Crean also has turned in this remarkable performance in a year when there were grumbles around a restless Hoosier Nation that was beginning to question him.
Hats off to Crean. This is his best coaching job at Indiana.
That said, Greg Gard is the Big Ten coach of the year. With his career on the line, with a seemingly vulnerable roster, Gard has molded a success that will be long remembered in the Badger world and beyond.
The Badgers were beyond messy when Bo Ryan retired and handed Gard the interim reins on Dec. 15. Their 7-5 mark included losses to Western Illinois and Milwaukee—and even the most optimistic of Wisconsin fans had to be thinking the Badgers’ run of 17 straight NCAA tournament appearances was going to end.
That was even more true when the Badgers started 1-4 in Big Ten play to slip to 9-9 overall.

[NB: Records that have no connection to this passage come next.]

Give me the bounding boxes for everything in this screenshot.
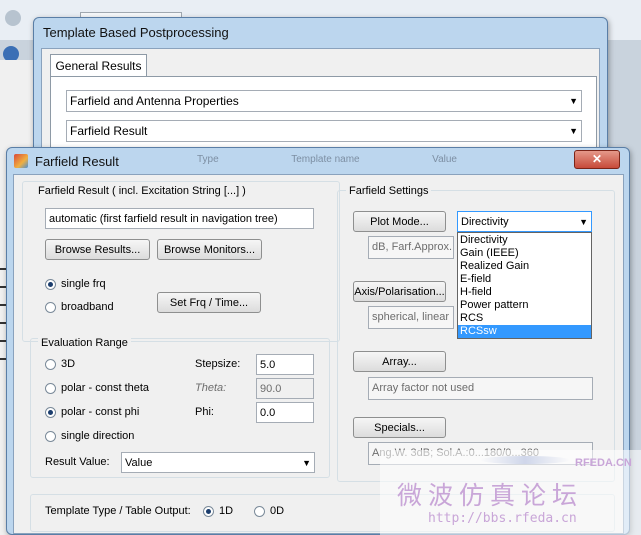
evaluation-range-title: Evaluation Range [38,337,131,349]
browse-results-button[interactable]: Browse Results... [45,239,150,260]
broadband-radio[interactable] [45,302,56,313]
phi-input[interactable]: 0.0 [256,402,314,423]
farfield-result-label: Farfield Result ( incl. Excitation Strin… [38,185,246,197]
broadband-label: broadband [61,301,114,313]
template-window-title: Template Based Postprocessing [43,25,229,40]
axis-polarisation-button[interactable]: Axis/Polarisation... [353,281,446,302]
watermark-brand: RFEDA.CN [575,457,632,469]
chevron-down-icon: ▼ [302,458,311,468]
result-value-value: Value [125,457,153,469]
chevron-down-icon: ▼ [579,217,588,227]
farfield-window-title: Farfield Result [35,154,119,169]
set-frq-button[interactable]: Set Frq / Time... [157,292,261,313]
0d-radio[interactable] [254,506,265,517]
dropdown-option[interactable]: Realized Gain [458,260,591,273]
result-value-combo[interactable]: Value ▼ [121,452,315,473]
dropdown-option[interactable]: E-field [458,273,591,286]
1d-label: 1D [219,505,234,517]
dropdown-option[interactable]: Directivity [458,234,591,247]
browse-monitors-button[interactable]: Browse Monitors... [157,239,262,260]
array-info: Array factor not used [368,377,593,400]
chevron-down-icon: ▼ [569,96,578,106]
chevron-down-icon: ▼ [569,126,578,136]
3d-radio[interactable] [45,359,56,370]
plot-mode-combo[interactable]: Directivity ▼ [457,211,592,232]
polar-theta-radio[interactable] [45,383,56,394]
specials-button[interactable]: Specials... [353,417,446,438]
result-type-value: Farfield Result [70,124,148,138]
single-frq-radio[interactable] [45,279,56,290]
plot-mode-value: Directivity [461,216,509,228]
array-button[interactable]: Array... [353,351,446,372]
farfield-icon [14,154,28,168]
background-headers: Type Template name Value [197,154,457,165]
plot-mode-dropdown[interactable]: Directivity Gain (IEEE) Realized Gain E-… [457,232,592,339]
theta-label: Theta: [195,382,227,394]
watermark-chinese: 微波仿真论坛 [397,481,584,510]
1d-radio[interactable] [203,506,214,517]
template-type-label: Template Type / Table Output: [45,505,191,517]
close-button[interactable]: ✕ [574,150,620,169]
stepsize-input[interactable]: 5.0 [256,354,314,375]
farfield-settings-title: Farfield Settings [346,185,432,197]
gear-icon [5,10,21,26]
dropdown-option[interactable]: H-field [458,286,591,299]
results-category-combo[interactable]: Farfield and Antenna Properties ▼ [66,90,582,112]
3d-label: 3D [61,358,76,370]
plot-mode-button[interactable]: Plot Mode... [353,211,446,232]
tab-general-results[interactable]: General Results [50,54,147,77]
dropdown-option[interactable]: RCS [458,312,591,325]
result-type-combo[interactable]: Farfield Result ▼ [66,120,582,142]
phi-label: Phi: [195,406,214,418]
watermark-url: http://bbs.rfeda.cn [428,511,577,526]
axis-info: spherical, linear [368,306,454,329]
polar-theta-label: polar - const theta [61,382,150,394]
farfield-result-group [22,181,340,342]
stepsize-label: Stepsize: [195,358,241,370]
single-direction-label: single direction [61,430,135,442]
dropdown-option[interactable]: Gain (IEEE) [458,247,591,260]
watermark-swoosh [480,456,570,464]
polar-phi-label: polar - const phi [61,406,140,418]
plot-mode-info: dB, Farf.Approx. [368,236,454,259]
theta-input: 90.0 [256,378,314,399]
single-direction-radio[interactable] [45,431,56,442]
polar-phi-radio[interactable] [45,407,56,418]
dropdown-option-selected[interactable]: RCSsw [458,325,591,338]
dropdown-option[interactable]: Power pattern [458,299,591,312]
0d-label: 0D [270,505,285,517]
results-category-value: Farfield and Antenna Properties [70,94,239,108]
result-value-label: Result Value: [45,456,110,468]
farfield-result-input[interactable]: automatic (first farfield result in navi… [45,208,314,229]
single-frq-label: single frq [61,278,106,290]
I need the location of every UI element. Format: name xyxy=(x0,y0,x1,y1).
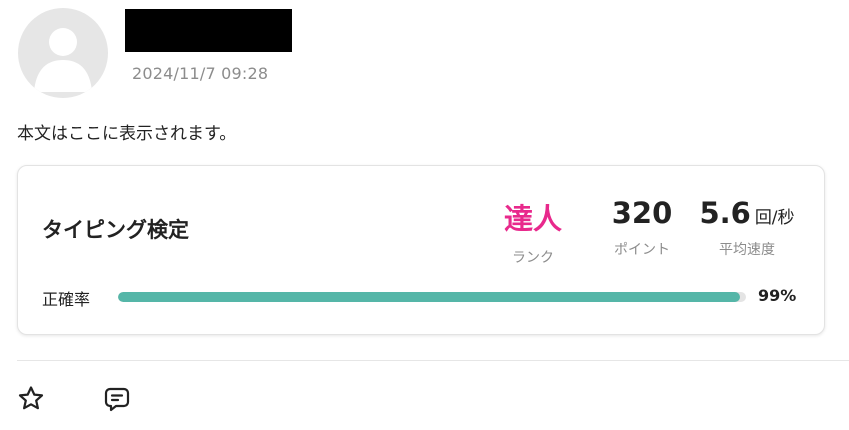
speed-value-row: 5.6 回/秒 xyxy=(688,196,806,230)
accuracy-label: 正確率 xyxy=(42,290,91,309)
rank-label: ランク xyxy=(512,250,554,266)
speed-value: 5.6 xyxy=(699,196,751,230)
accuracy-progress-bar xyxy=(118,292,746,302)
typing-test-result-card[interactable]: タイピング検定 達人 ランク 320 ポイント 5.6 回/秒 平均速度 正確率 … xyxy=(17,165,825,335)
username-redacted[interactable] xyxy=(125,9,292,52)
points-label: ポイント xyxy=(614,242,670,258)
points-value: 320 xyxy=(611,196,673,230)
speed-stat: 5.6 回/秒 平均速度 xyxy=(688,196,806,259)
comment-icon[interactable] xyxy=(102,384,132,414)
speed-label: 平均速度 xyxy=(719,242,775,258)
divider xyxy=(17,360,849,361)
avatar[interactable] xyxy=(18,8,108,98)
points-stat: 320 ポイント xyxy=(591,196,693,259)
card-title: タイピング検定 xyxy=(42,218,189,242)
default-user-icon xyxy=(34,28,92,92)
rank-value: 達人 xyxy=(503,202,562,236)
post-body-text: 本文はここに表示されます。 xyxy=(17,124,237,144)
speed-unit: 回/秒 xyxy=(754,208,795,228)
rank-stat: 達人 ランク xyxy=(486,196,580,267)
post-timestamp: 2024/11/7 09:28 xyxy=(132,64,269,83)
accuracy-value: 99% xyxy=(758,286,797,305)
star-outline-icon[interactable] xyxy=(16,384,46,414)
post-header: 2024/11/7 09:28 xyxy=(18,8,418,104)
accuracy-progress-fill xyxy=(118,292,740,302)
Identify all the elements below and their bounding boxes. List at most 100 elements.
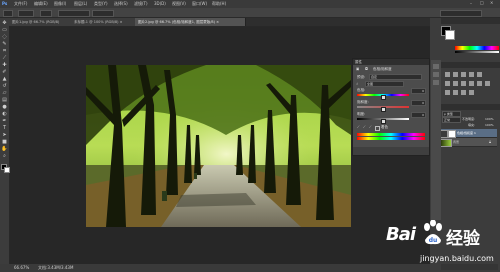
preset-label: 预设:	[357, 75, 366, 79]
pen-tool-icon[interactable]: ✒	[1, 118, 8, 124]
document-size: 文档:3.43M/3.43M	[38, 265, 74, 270]
swatches-panel-icon[interactable]	[433, 80, 439, 85]
dodge-tool-icon[interactable]: ◐	[1, 111, 8, 117]
photoshop-logo: Ps	[2, 1, 8, 6]
saturation-label: 饱和度:	[357, 100, 369, 104]
menu-file[interactable]: 文件(F)	[14, 1, 27, 7]
grayscale-ramp[interactable]	[455, 51, 499, 53]
color-panel-header[interactable]	[441, 18, 500, 24]
layer-name[interactable]: 色相/饱和度 1	[457, 131, 476, 135]
adjustments-panel-header[interactable]	[441, 62, 500, 68]
baidu-jingyan-text: 经验	[446, 229, 480, 249]
color-spectrum[interactable]	[455, 46, 499, 50]
quick-select-tool-icon[interactable]: ✎	[1, 41, 8, 47]
option-field-1[interactable]	[18, 10, 34, 17]
tab-document-2[interactable]: 未标题-1 @ 100% (RGB/8) ×	[71, 18, 138, 26]
history-panel-icon[interactable]	[433, 64, 439, 69]
properties-panel: 属性 ▣ ◘ 色相/饱和度 预设: 自定 ☝ 全图 色相: 0 饱和度: 0 明…	[352, 58, 430, 156]
opacity-value[interactable]: 100%	[485, 117, 494, 121]
menu-3d[interactable]: 3D(D)	[154, 1, 166, 6]
blend-mode-select[interactable]: 正常	[442, 117, 461, 123]
tab-document-3[interactable]: 图片2.jpg @ 66.7% (色相/饱和度1, 图层蒙版/8) ×	[135, 18, 246, 26]
svg-text:du: du	[429, 237, 438, 244]
menu-help[interactable]: 帮助(H)	[212, 1, 226, 7]
properties-panel-header[interactable]: 属性	[353, 59, 429, 65]
menu-image[interactable]: 图像(I)	[54, 1, 66, 7]
blur-tool-icon[interactable]: ●	[1, 104, 8, 110]
type-tool-icon[interactable]: T	[1, 125, 8, 131]
hue-spectrum-bottom	[357, 137, 425, 140]
adjustments-icon-grid	[443, 70, 497, 100]
lightness-value[interactable]: 0	[411, 112, 426, 118]
toolbox: ✥ ▭ ◌ ✎ ⌗ ⟋ ✚ ✐ ▲ ↺ ▱ ▤ ● ◐ ✒ T ➤ ■ ✋ ⌕	[0, 18, 10, 264]
opacity-label: 不透明度:	[462, 117, 476, 121]
close-icon[interactable]: ×	[490, 0, 493, 5]
info-panel-icon[interactable]	[433, 72, 439, 77]
zoom-tool-icon[interactable]: ⌕	[1, 153, 8, 159]
mask-thumbnail	[448, 130, 456, 138]
hue-label: 色相:	[357, 88, 366, 92]
lock-icon: 🔒︎	[489, 139, 492, 144]
paw-logo-icon: du	[424, 220, 442, 245]
stamp-tool-icon[interactable]: ▲	[1, 76, 8, 82]
adjustment-name: 色相/饱和度	[373, 67, 392, 71]
baidu-logo-text: Bai	[386, 224, 416, 245]
maximize-icon[interactable]: □	[480, 0, 484, 5]
refine-edge-button[interactable]	[92, 10, 114, 17]
marquee-tool-icon[interactable]: ▭	[1, 27, 8, 33]
eyedropper-tool-icon[interactable]: ⟋	[1, 55, 8, 61]
healing-tool-icon[interactable]: ✚	[1, 62, 8, 68]
path-select-tool-icon[interactable]: ➤	[1, 132, 8, 138]
document-image[interactable]	[86, 65, 351, 227]
menu-view[interactable]: 视图(V)	[172, 1, 186, 7]
baidu-watermark: Bai du 经验 jingyan.baidu.com	[386, 218, 496, 270]
hand-tool-icon[interactable]: ✋	[1, 146, 8, 152]
tool-preset-picker[interactable]	[3, 10, 13, 17]
option-dropdown[interactable]	[58, 10, 90, 17]
menu-select[interactable]: 选择(S)	[114, 1, 128, 7]
move-tool-icon[interactable]: ✥	[1, 20, 8, 26]
brush-tool-icon[interactable]: ✐	[1, 69, 8, 75]
lightness-slider-knob[interactable]	[381, 119, 386, 124]
eyedropper-plus-icon[interactable]: ⟋	[363, 125, 365, 129]
colorize-checkbox[interactable]	[375, 126, 380, 131]
hand-adjust-icon[interactable]: ☝	[356, 82, 358, 86]
hue-spectrum-top	[357, 133, 425, 136]
lasso-tool-icon[interactable]: ◌	[1, 34, 8, 40]
eyedropper-icon[interactable]: ⟋	[357, 125, 359, 129]
history-brush-icon[interactable]: ↺	[1, 83, 8, 89]
preset-dropdown[interactable]: 自定	[369, 74, 422, 80]
tab-document-1[interactable]: 图片1.jpg @ 66.7% (RGB/8)	[9, 18, 74, 26]
background-thumbnail	[440, 139, 452, 147]
menu-window[interactable]: 窗口(W)	[192, 1, 207, 7]
hue-slider-knob[interactable]	[381, 95, 386, 100]
fill-value[interactable]: 100%	[485, 123, 494, 127]
workspace-switcher[interactable]	[440, 10, 482, 17]
menu-type[interactable]: 类型(Y)	[94, 1, 108, 7]
layer-name[interactable]: 背景	[453, 140, 459, 144]
minimize-icon[interactable]: –	[470, 1, 472, 6]
eraser-tool-icon[interactable]: ▱	[1, 90, 8, 96]
crop-tool-icon[interactable]: ⌗	[1, 48, 8, 54]
color-background[interactable]	[445, 30, 455, 40]
menu-layer[interactable]: 图层(L)	[74, 1, 87, 7]
hue-value[interactable]: 0	[411, 88, 426, 94]
hue-saturation-icon: ▣	[356, 67, 360, 71]
menu-edit[interactable]: 编辑(E)	[34, 1, 48, 7]
gradient-tool-icon[interactable]: ▤	[1, 97, 8, 103]
eyedropper-minus-icon[interactable]: ⟋	[369, 125, 371, 129]
option-field-2[interactable]	[40, 10, 52, 17]
status-bar: 66.67% 文档:3.43M/3.43M	[0, 264, 430, 272]
saturation-slider-knob[interactable]	[381, 107, 386, 112]
layers-panel-header[interactable]	[441, 104, 500, 110]
fill-label: 填充:	[468, 123, 476, 127]
zoom-level[interactable]: 66.67%	[14, 265, 29, 270]
shape-tool-icon[interactable]: ■	[1, 139, 8, 145]
menu-bar: Ps 文件(F) 编辑(E) 图像(I) 图层(L) 类型(Y) 选择(S) 滤…	[0, 0, 500, 8]
menu-filter[interactable]: 滤镜(T)	[134, 1, 148, 7]
options-bar	[0, 8, 500, 18]
saturation-value[interactable]: 0	[411, 100, 426, 106]
mask-icon: ◘	[365, 67, 368, 71]
lightness-label: 明度:	[357, 112, 366, 116]
channel-dropdown[interactable]: 全图	[365, 81, 404, 87]
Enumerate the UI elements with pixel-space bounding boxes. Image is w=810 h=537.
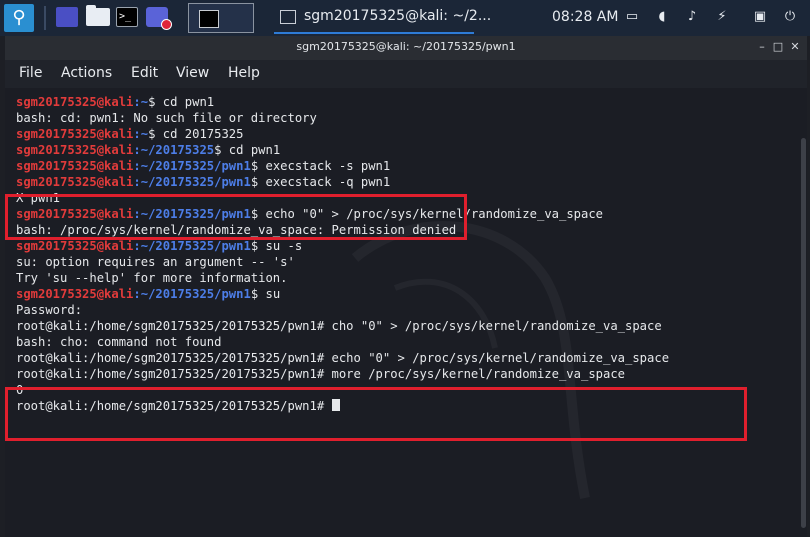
command-text: cd 20175325 <box>155 127 244 141</box>
workspace-switcher[interactable] <box>188 3 254 33</box>
terminal-line: sgm20175325@kali:~/20175325/pwn1$ execst… <box>16 158 669 174</box>
kali-dragon-icon[interactable]: ⚲ <box>4 4 34 32</box>
menu-file[interactable]: File <box>19 65 42 81</box>
prompt-user: sgm20175325@kali <box>16 159 134 173</box>
menu-help[interactable]: Help <box>228 65 260 81</box>
taskbar-terminal-button[interactable]: sgm20175325@kali: ~/2... <box>274 0 491 34</box>
prompt-path: :~/20175325 <box>133 143 215 157</box>
power-manager-icon[interactable]: ⚡ <box>714 9 730 25</box>
panel-separator <box>44 6 46 30</box>
scrollbar[interactable] <box>800 88 807 537</box>
prompt-user: sgm20175325@kali <box>16 239 134 253</box>
terminal-line: sgm20175325@kali:~$ cd 20175325 <box>16 126 669 142</box>
power-button-icon[interactable]: ⏻ <box>782 9 798 25</box>
window-titlebar[interactable]: sgm20175325@kali: ~/20175325/pwn1 – □ ✕ <box>5 36 807 60</box>
prompt-path: :~/20175325/pwn1 <box>133 287 251 301</box>
output-text: su: option requires an argument -- 's' <box>16 255 295 269</box>
maximize-button[interactable]: □ <box>771 40 785 54</box>
terminal-line: su: option requires an argument -- 's' <box>16 254 669 270</box>
prompt-user: sgm20175325@kali <box>16 287 134 301</box>
terminal-line: Try 'su --help' for more information. <box>16 270 669 286</box>
taskbar-terminal-title: sgm20175325@kali: ~/2... <box>304 8 492 24</box>
terminal-window-icon <box>280 10 296 24</box>
terminal-line: root@kali:/home/sgm20175325/20175325/pwn… <box>16 350 669 366</box>
prompt-path: :~/20175325/pwn1 <box>133 239 251 253</box>
screen-recorder-icon[interactable] <box>146 7 172 30</box>
command-text: execstack -q pwn1 <box>258 175 391 189</box>
prompt-user: sgm20175325@kali <box>16 175 134 189</box>
terminal-line: bash: cho: command not found <box>16 334 669 350</box>
terminal-window: sgm20175325@kali: ~/20175325/pwn1 – □ ✕ … <box>5 36 807 537</box>
prompt-path: :~/20175325/pwn1 <box>133 175 251 189</box>
menu-actions[interactable]: Actions <box>61 65 112 81</box>
bell-icon[interactable]: ◖ <box>654 9 670 25</box>
menu-edit[interactable]: Edit <box>131 65 158 81</box>
prompt-path: :~/20175325/pwn1 <box>133 159 251 173</box>
terminal-lines: sgm20175325@kali:~$ cd pwn1 bash: cd: pwn… <box>16 94 669 414</box>
terminal-line: sgm20175325@kali:~/20175325/pwn1$ su <box>16 286 669 302</box>
terminal-line: Password: <box>16 302 669 318</box>
command-text: cd pwn1 <box>221 143 281 157</box>
terminal-line: sgm20175325@kali:~/20175325/pwn1$ su -s <box>16 238 669 254</box>
minimize-button[interactable]: – <box>755 40 769 54</box>
terminal-line: sgm20175325@kali:~$ cd pwn1 <box>16 94 669 110</box>
scrollbar-thumb[interactable] <box>801 138 806 528</box>
terminal-launcher-icon[interactable]: >_ <box>116 7 138 27</box>
output-text: bash: cd: pwn1: No such file or director… <box>16 111 317 125</box>
workspace-thumbnail-icon <box>199 10 219 28</box>
terminal-line: sgm20175325@kali:~/20175325$ cd pwn1 <box>16 142 669 158</box>
terminal-line: bash: cd: pwn1: No such file or director… <box>16 110 669 126</box>
highlight-box-execstack <box>5 194 467 240</box>
output-text: root@kali:/home/sgm20175325/20175325/pwn… <box>16 319 662 333</box>
output-text: Try 'su --help' for more information. <box>16 271 288 285</box>
command-text: su <box>258 287 281 301</box>
command-text: execstack -s pwn1 <box>258 159 391 173</box>
top-panel: ⚲ >_ sgm20175325@kali: ~/2... 08:28 AM ▭… <box>0 0 810 36</box>
highlight-box-randomize <box>5 387 747 441</box>
terminal-line: sgm20175325@kali:~/20175325/pwn1$ execst… <box>16 174 669 190</box>
clock[interactable]: 08:28 AM <box>552 9 618 25</box>
command-text: cd pwn1 <box>155 95 215 109</box>
file-manager-icon[interactable] <box>86 5 110 26</box>
prompt-path: :~ <box>133 95 149 109</box>
window-title: sgm20175325@kali: ~/20175325/pwn1 <box>296 40 516 53</box>
show-desktop-icon[interactable] <box>56 7 78 27</box>
terminal-line: root@kali:/home/sgm20175325/20175325/pwn… <box>16 318 669 334</box>
prompt-user: sgm20175325@kali <box>16 127 134 141</box>
menu-view[interactable]: View <box>176 65 209 81</box>
close-button[interactable]: ✕ <box>788 40 802 54</box>
menu-bar: File Actions Edit View Help <box>5 60 807 88</box>
prompt-user: sgm20175325@kali <box>16 143 134 157</box>
output-text: bash: cho: command not found <box>16 335 222 349</box>
terminal-output[interactable]: sgm20175325@kali:~$ cd pwn1 bash: cd: pwn… <box>5 88 800 537</box>
command-text: su -s <box>258 239 303 253</box>
notification-icon[interactable]: ♪ <box>684 9 700 25</box>
output-text: root@kali:/home/sgm20175325/20175325/pwn… <box>16 367 626 381</box>
output-text: root@kali:/home/sgm20175325/20175325/pwn… <box>16 351 670 365</box>
prompt-user: sgm20175325@kali <box>16 95 134 109</box>
prompt-path: :~ <box>133 127 149 141</box>
lock-icon[interactable]: ▣ <box>752 9 768 25</box>
output-text: Password: <box>16 303 83 317</box>
display-icon[interactable]: ▭ <box>624 9 640 25</box>
terminal-line: root@kali:/home/sgm20175325/20175325/pwn… <box>16 366 669 382</box>
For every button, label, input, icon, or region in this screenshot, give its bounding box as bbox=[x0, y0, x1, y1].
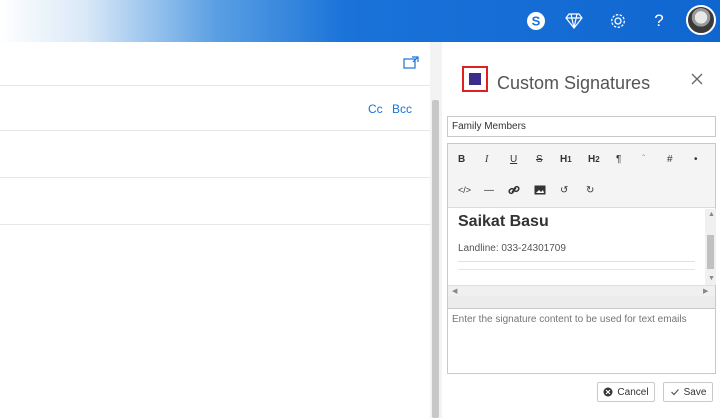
divider bbox=[0, 85, 430, 86]
top-bar: S ? bbox=[0, 0, 720, 42]
divider bbox=[458, 269, 695, 270]
signature-landline-text: Landline: 033-24301709 bbox=[458, 243, 566, 254]
diamond-icon[interactable] bbox=[561, 8, 587, 34]
paragraph-button[interactable]: ¶ bbox=[616, 151, 621, 167]
redo-button[interactable]: ↻ bbox=[586, 182, 594, 198]
svg-text:S: S bbox=[532, 14, 541, 29]
italic-button[interactable]: I bbox=[485, 151, 488, 167]
skype-icon[interactable]: S bbox=[523, 8, 549, 34]
scroll-down-icon[interactable]: ▼ bbox=[708, 275, 715, 282]
editor-horizontal-scrollbar[interactable]: ◀ ▶ bbox=[448, 285, 715, 296]
avatar[interactable] bbox=[686, 5, 716, 35]
signature-name-input[interactable] bbox=[447, 116, 716, 137]
gear-icon[interactable] bbox=[605, 8, 631, 34]
popout-icon[interactable] bbox=[403, 56, 419, 70]
link-icon[interactable] bbox=[508, 182, 520, 198]
cancel-button[interactable]: Cancel bbox=[597, 382, 655, 402]
save-label: Save bbox=[683, 386, 707, 398]
divider bbox=[458, 261, 695, 262]
signature-preview[interactable]: Saikat Basu Landline: 033-24301709 bbox=[448, 209, 705, 285]
cancel-label: Cancel bbox=[617, 386, 649, 398]
scroll-left-icon[interactable]: ◀ bbox=[452, 288, 457, 295]
scroll-right-icon[interactable]: ▶ bbox=[703, 288, 708, 295]
underline-button[interactable]: U bbox=[510, 151, 517, 167]
heading1-button[interactable]: H1 bbox=[560, 151, 572, 167]
bold-button[interactable]: B bbox=[458, 151, 465, 167]
panel-title: Custom Signatures bbox=[497, 73, 651, 93]
close-icon[interactable] bbox=[688, 70, 706, 88]
scroll-up-icon[interactable]: ▲ bbox=[708, 211, 715, 218]
code-button[interactable]: </> bbox=[458, 182, 471, 198]
signature-name-text: Saikat Basu bbox=[458, 213, 549, 230]
custom-signatures-panel: Custom Signatures B I U S H1 H2 ¶ ˆ # • … bbox=[442, 42, 720, 418]
editor-vertical-scrollbar[interactable]: ▲ ▼ bbox=[705, 209, 716, 285]
check-icon bbox=[670, 389, 679, 396]
horizontal-rule-button[interactable]: — bbox=[484, 182, 494, 198]
editor-scrollbar-thumb[interactable] bbox=[707, 235, 714, 269]
compose-area: Cc Bcc bbox=[0, 42, 430, 418]
compose-scrollbar-thumb[interactable] bbox=[432, 100, 439, 418]
divider bbox=[0, 224, 430, 225]
editor-toolbar: B I U S H1 H2 ¶ ˆ # • </> — ↺ ↻ bbox=[448, 144, 715, 208]
image-icon[interactable] bbox=[534, 182, 546, 198]
help-icon[interactable]: ? bbox=[646, 8, 672, 34]
divider bbox=[0, 130, 430, 131]
cc-link[interactable]: Cc bbox=[368, 102, 383, 116]
divider bbox=[0, 177, 430, 178]
custom-signatures-logo bbox=[462, 66, 488, 92]
cancel-icon bbox=[603, 387, 613, 397]
quote-button[interactable]: ˆ bbox=[642, 151, 645, 167]
text-signature-field[interactable] bbox=[447, 308, 716, 374]
bullet-list-button[interactable]: • bbox=[694, 151, 698, 167]
heading2-button[interactable]: H2 bbox=[588, 151, 600, 167]
hash-button[interactable]: # bbox=[667, 151, 673, 167]
save-button[interactable]: Save bbox=[663, 382, 713, 402]
undo-button[interactable]: ↺ bbox=[560, 182, 568, 198]
strikethrough-button[interactable]: S bbox=[536, 151, 543, 167]
bcc-link[interactable]: Bcc bbox=[392, 102, 412, 116]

Since then, they have won 10 of 11 to climb into a tie for second place. That run includes three wins over top-10 teams, two of them on the road.
To say the future is looking bright is putting it mildly. Reports are surfacing that Wisconsin wants to lock up Gard, 42, with a long-term contract.
Readers of this space know that I was skeptical of Gard earlier this season. That’s a product of commissioners, athletic directors, coaches and other experts who have emphasized to me for years that it’s difficult to judge a first-year coach.
But this is a rare exception. Rebuilding a young team that has lost anchors like Frank Kaminsky, Sam Dekker and Josh Gasser is no small task. And Gard has done that.
Veterans Bronson Koenig and Nigel Hayes were great places to start. But as we saw in December, they were not nearly enough.
Under Gard, big man Ethan Happ has blossomed into a Freshman of the Year candidate. Juniors Zak Showalter and Vitto Brown are important contributors.
And freshman Khalil Iverson and sophomore Jordan Hill are developing in a way that is encouraging for the future. Iverson will get much better at dunking—and decision-making.
The Wisconsin formula hasn’t changed in the transition from Gard to Ryan. The Badgers are 12th in Big Ten scoring (69.1) and second in points allowed (64.0) behind Michigan State.
In just about any other year, Big Ten Coach of the Year would belong to Crean.
This is not any other year. This is looking like the start of a new era at Wisconsin. Replacing a coach, let alone a legend, is never easy. Gard is making it look seamless.